I'm glad y'all are working it out. The licensing for that stuff really is confusing, and discourages the use of that code.
It's worse in OpenSSL because the x86 and ARM adaptations are licensed under the OpenSSL/Cryptograms licenses instead of BSD/Apache. Big chunks are labeled as transliterations of the X64 code, so I'd expect them to also be BSD/Apache licensed. Also, it isn't clear what Andy Polyakov's significant improvements of the the X64 code mean for the copyright, licensing, and re-licensing from Apache to dual BSD/Apache. In other words, it seems the copyright lines should, at a minimum, mention Andy's copyright, and it should be made clearer whether Andy agrees to dual license his contributions under the BSD/Apache dual license.
That's why larger companies (and smart smaller ones) will ask their lawyers before accepting commits like these lest some SCO/Novell/Microsoft like demon jumps at them at some unspecified but presumably inconvenient time in the future.
It's actually a really nice illustration of how hairy such stuff can be even with all the parties meaning well and as such it definitely is relevant for HN.

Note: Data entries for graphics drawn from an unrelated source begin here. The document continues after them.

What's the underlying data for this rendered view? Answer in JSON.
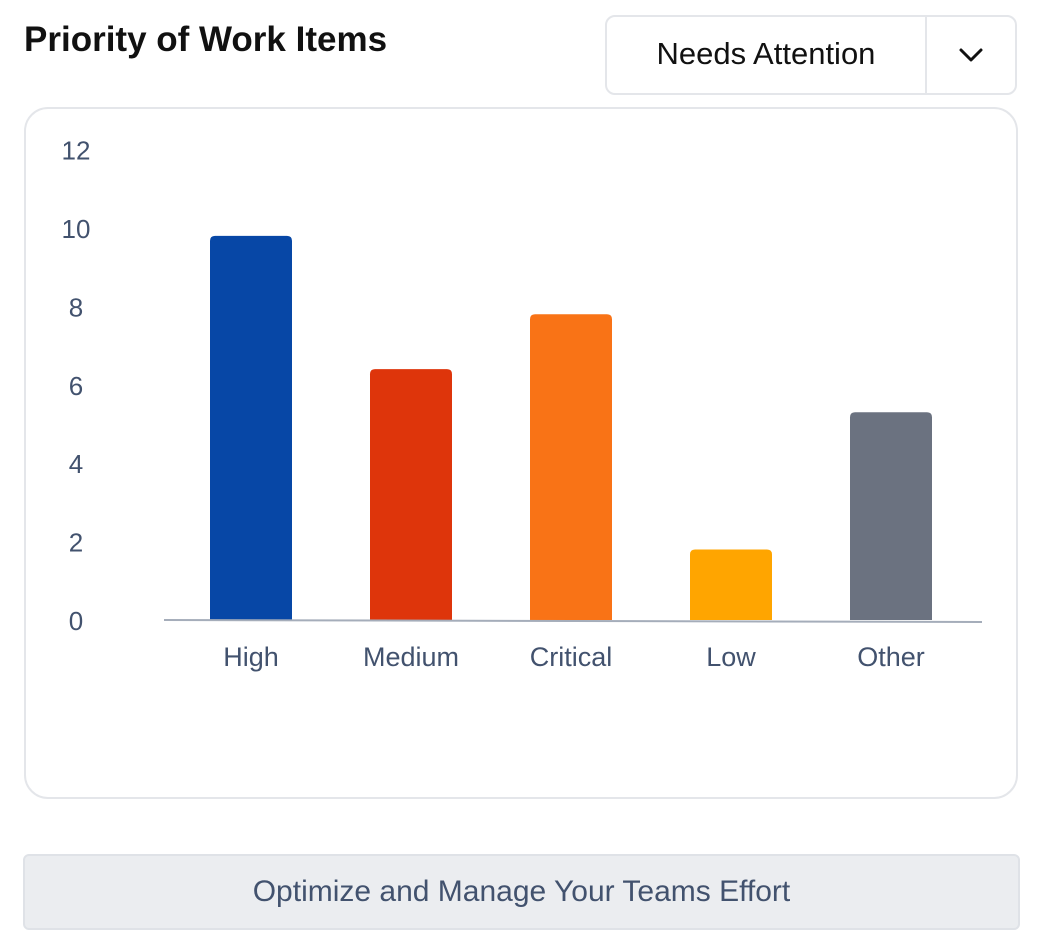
{
  "header": {
    "title": "Priority of Work Items"
  },
  "filter": {
    "selected": "Needs Attention",
    "toggle_icon": "chevron-down-icon"
  },
  "chart_data": {
    "type": "bar",
    "categories": [
      "High",
      "Medium",
      "Critical",
      "Low",
      "Other"
    ],
    "values": [
      9.8,
      6.4,
      7.8,
      1.8,
      5.3
    ],
    "colors": [
      "#0747a6",
      "#de350b",
      "#f97316",
      "#ffa500",
      "#6b7280"
    ],
    "ylim": [
      0,
      12
    ],
    "yticks": [
      0,
      2,
      4,
      6,
      8,
      10,
      12
    ],
    "grid": false,
    "legend": "none",
    "title": "",
    "xlabel": "",
    "ylabel": ""
  },
  "action": {
    "label": "Optimize and Manage Your Teams Effort"
  },
  "colors": {
    "axis": "#a5adba",
    "tick_text": "#42526e",
    "card_border": "#e4e6ea",
    "button_bg": "#ebedf0"
  }
}
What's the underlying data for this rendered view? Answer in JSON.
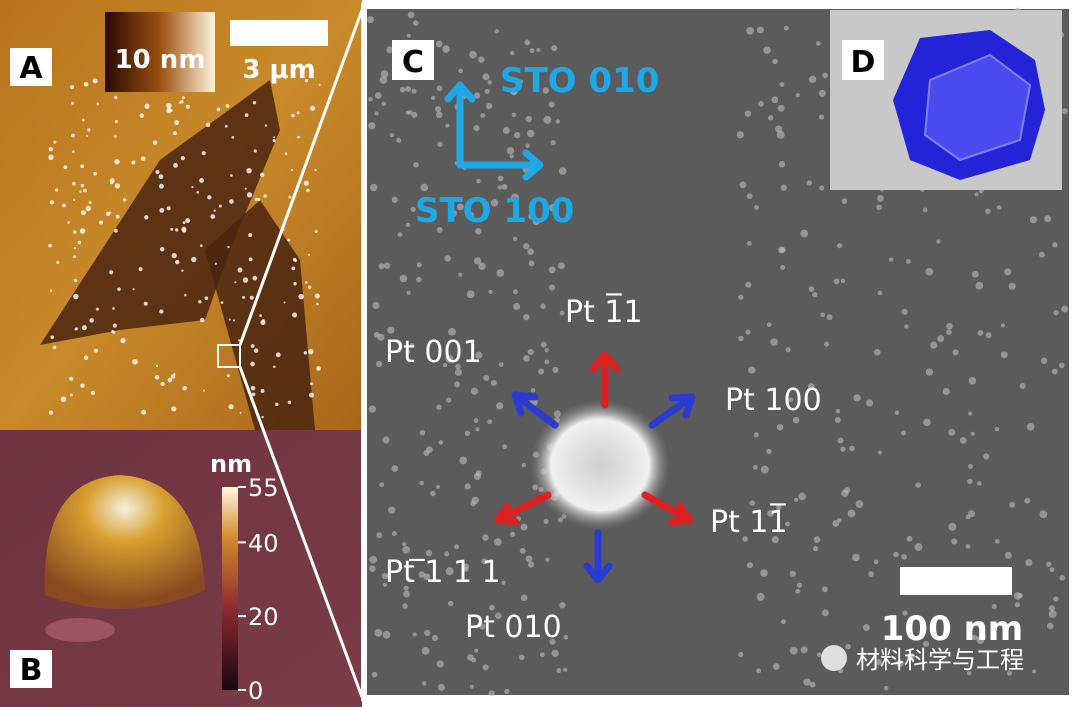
{
  "panels": {
    "A": {
      "label": "A",
      "color_scale": "10 nm",
      "scale_bar": "3 μm"
    },
    "B": {
      "label": "B",
      "colorbar": {
        "label": "nm",
        "range": [
          0,
          55
        ],
        "ticks": [
          0,
          20,
          40,
          55
        ]
      }
    },
    "C": {
      "label": "C",
      "axes": [
        "STO 010",
        "STO 100"
      ],
      "directions": [
        "Pt 1̅1",
        "Pt 001",
        "Pt 100",
        "Pt ̅1 1 1",
        "Pt 11̅",
        "Pt 010"
      ],
      "scale_bar": "100 nm"
    },
    "D": {
      "label": "D"
    }
  },
  "watermark": "材料科学与工程"
}
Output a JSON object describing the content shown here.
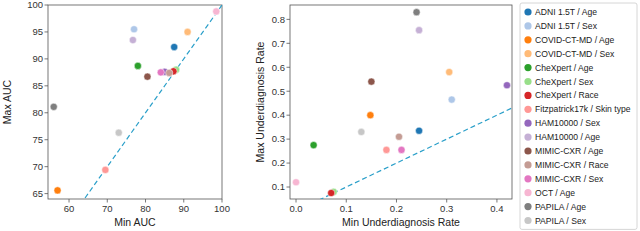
{
  "chart_data": [
    {
      "type": "scatter",
      "x_label": "Min AUC",
      "y_label": "Max AUC",
      "xlim": [
        54.5,
        100
      ],
      "ylim": [
        64,
        100
      ],
      "xticks": [
        60,
        70,
        80,
        90,
        100
      ],
      "yticks": [
        65,
        70,
        75,
        80,
        85,
        90,
        95,
        100
      ],
      "grid": false,
      "series": [
        {
          "color": "#1f77b4",
          "x": [
            87.5
          ],
          "values": [
            92.2
          ]
        },
        {
          "color": "#aec7e8",
          "x": [
            77
          ],
          "values": [
            95.5
          ]
        },
        {
          "color": "#ff7f0e",
          "x": [
            57
          ],
          "values": [
            65.6
          ]
        },
        {
          "color": "#ffbb78",
          "x": [
            91
          ],
          "values": [
            95
          ]
        },
        {
          "color": "#2ca02c",
          "x": [
            78
          ],
          "values": [
            88.7
          ]
        },
        {
          "color": "#98df8a",
          "x": [
            88
          ],
          "values": [
            88
          ]
        },
        {
          "color": "#d62728",
          "x": [
            87.3
          ],
          "values": [
            87.7
          ]
        },
        {
          "color": "#ff9896",
          "x": [
            69.5
          ],
          "values": [
            69.4
          ]
        },
        {
          "color": "#9467bd",
          "x": [
            85
          ],
          "values": [
            87.6
          ]
        },
        {
          "color": "#c5b0d5",
          "x": [
            76.7
          ],
          "values": [
            93.5
          ]
        },
        {
          "color": "#8c564b",
          "x": [
            80.5
          ],
          "values": [
            86.7
          ]
        },
        {
          "color": "#c49c94",
          "x": [
            86.2
          ],
          "values": [
            87.4
          ]
        },
        {
          "color": "#e377c2",
          "x": [
            84
          ],
          "values": [
            87.5
          ]
        },
        {
          "color": "#f7b6d2",
          "x": [
            98.5
          ],
          "values": [
            98.8
          ]
        },
        {
          "color": "#7f7f7f",
          "x": [
            56
          ],
          "values": [
            81.1
          ]
        },
        {
          "color": "#c7c7c7",
          "x": [
            73
          ],
          "values": [
            76.3
          ]
        }
      ]
    },
    {
      "type": "scatter",
      "x_label": "Min Underdiagnosis Rate",
      "y_label": "Max Underdiagnosis Rate",
      "xlim": [
        -0.012,
        0.43
      ],
      "ylim": [
        0.05,
        0.86
      ],
      "xticks": [
        {
          "value": 0,
          "label": "0.0"
        },
        0.1,
        0.2,
        0.3,
        0.4
      ],
      "yticks": [
        0.1,
        0.2,
        0.3,
        0.4,
        0.5,
        0.6,
        0.7,
        0.8
      ],
      "grid": false,
      "legend": "right",
      "series": [
        {
          "name": "ADNI 1.5T / Age",
          "color": "#1f77b4",
          "x": [
            0.245
          ],
          "values": [
            0.335
          ]
        },
        {
          "name": "ADNI 1.5T / Sex",
          "color": "#aec7e8",
          "x": [
            0.31
          ],
          "values": [
            0.465
          ]
        },
        {
          "name": "COVID-CT-MD / Age",
          "color": "#ff7f0e",
          "x": [
            0.148
          ],
          "values": [
            0.4
          ]
        },
        {
          "name": "COVID-CT-MD / Sex",
          "color": "#ffbb78",
          "x": [
            0.305
          ],
          "values": [
            0.58
          ]
        },
        {
          "name": "CheXpert / Age",
          "color": "#2ca02c",
          "x": [
            0.035
          ],
          "values": [
            0.275
          ]
        },
        {
          "name": "CheXpert / Sex",
          "color": "#98df8a",
          "x": [
            0.075
          ],
          "values": [
            0.08
          ]
        },
        {
          "name": "CheXpert / Race",
          "color": "#d62728",
          "x": [
            0.07
          ],
          "values": [
            0.075
          ]
        },
        {
          "name": "Fitzpatrick17k / Skin type",
          "color": "#ff9896",
          "x": [
            0.18
          ],
          "values": [
            0.255
          ]
        },
        {
          "name": "HAM10000 / Sex",
          "color": "#9467bd",
          "x": [
            0.42
          ],
          "values": [
            0.525
          ]
        },
        {
          "name": "HAM10000 / Age",
          "color": "#c5b0d5",
          "x": [
            0.245
          ],
          "values": [
            0.755
          ]
        },
        {
          "name": "MIMIC-CXR / Age",
          "color": "#8c564b",
          "x": [
            0.15
          ],
          "values": [
            0.54
          ]
        },
        {
          "name": "MIMIC-CXR / Race",
          "color": "#c49c94",
          "x": [
            0.205
          ],
          "values": [
            0.31
          ]
        },
        {
          "name": "MIMIC-CXR / Sex",
          "color": "#e377c2",
          "x": [
            0.21
          ],
          "values": [
            0.255
          ]
        },
        {
          "name": "OCT / Age",
          "color": "#f7b6d2",
          "x": [
            0.0
          ],
          "values": [
            0.12
          ]
        },
        {
          "name": "PAPILA / Age",
          "color": "#7f7f7f",
          "x": [
            0.24
          ],
          "values": [
            0.83
          ]
        },
        {
          "name": "PAPILA / Sex",
          "color": "#c7c7c7",
          "x": [
            0.13
          ],
          "values": [
            0.33
          ]
        }
      ]
    }
  ]
}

BSD header must stay on the code. Council doesn't want BSD headers in the GO code. Not clear there is actually any way forward unless someone can find a way to convince them that it is manageable to put BSD code into the repo. Another good reminder that cooking your own license is a bad idea.
> Another good reminder that cooking your own license is a bad idea.
I don't know what you're referring to here, since nobody has made their own license. The problem as I understand it is that (some of) the code in the patch is covered by a BSD license from Intel, which is not the same as the rest of the Go code, which is covered by a BSD license from the Go authors.
The text of the BSD licenses themselves is mutually compatible, but because the licenses credit different sources ("Go authors" vs. "Intel Corporation"), that makes them different licenses. It is legally possible to combine them, but practically annoying for anyone else who may want to reuse the code later.
Hrm. I think you're right. I had gone and looked at the GO license and was rather confused because it looked like the bsd 3 clause to me except for a change directly inserting Google's name into the 3rd clause. Could that be the source of the incompatibility?
I am not a lawyer, forgive any inaccuracies. These are 2 instances of the same/similar license type - they remain 2 different licenses with different conditions that have to be met individually even if the code is merged.
The licenses are compatible. However, for the Go team (and downstream lib users) to satisfy Intel's license, they'd have to credit Intel as authors, in addition to "the Go Team". This can become unwieldy if code is pulled from many different sources (code authors would need to check the authors of the various parts of the Go Standard libs they are using to give the correct attribution).
This can be avoided if Intel itself makes the contribution & make use of a CLA (Contributor License Agreement) that assigns the necessary rights to the Go Team - meaning there is one license to be satisfied for the whole standard lib.
It's not that the subject is irrelevant (it is), it's just that the issue is trivial and will be resolved by the parties involved; right now the title gives the false impression that this was a very final thing.
It is not immediately obvious to me where Intel comes into this. The submission says it is the Cloudflare author's own work.
Is it because the co-author of the mentioned paper (Shay Gueron) is from Intel? The commit doesn't explicitly say he also co-authored the code, though -- maybe that should be clearer.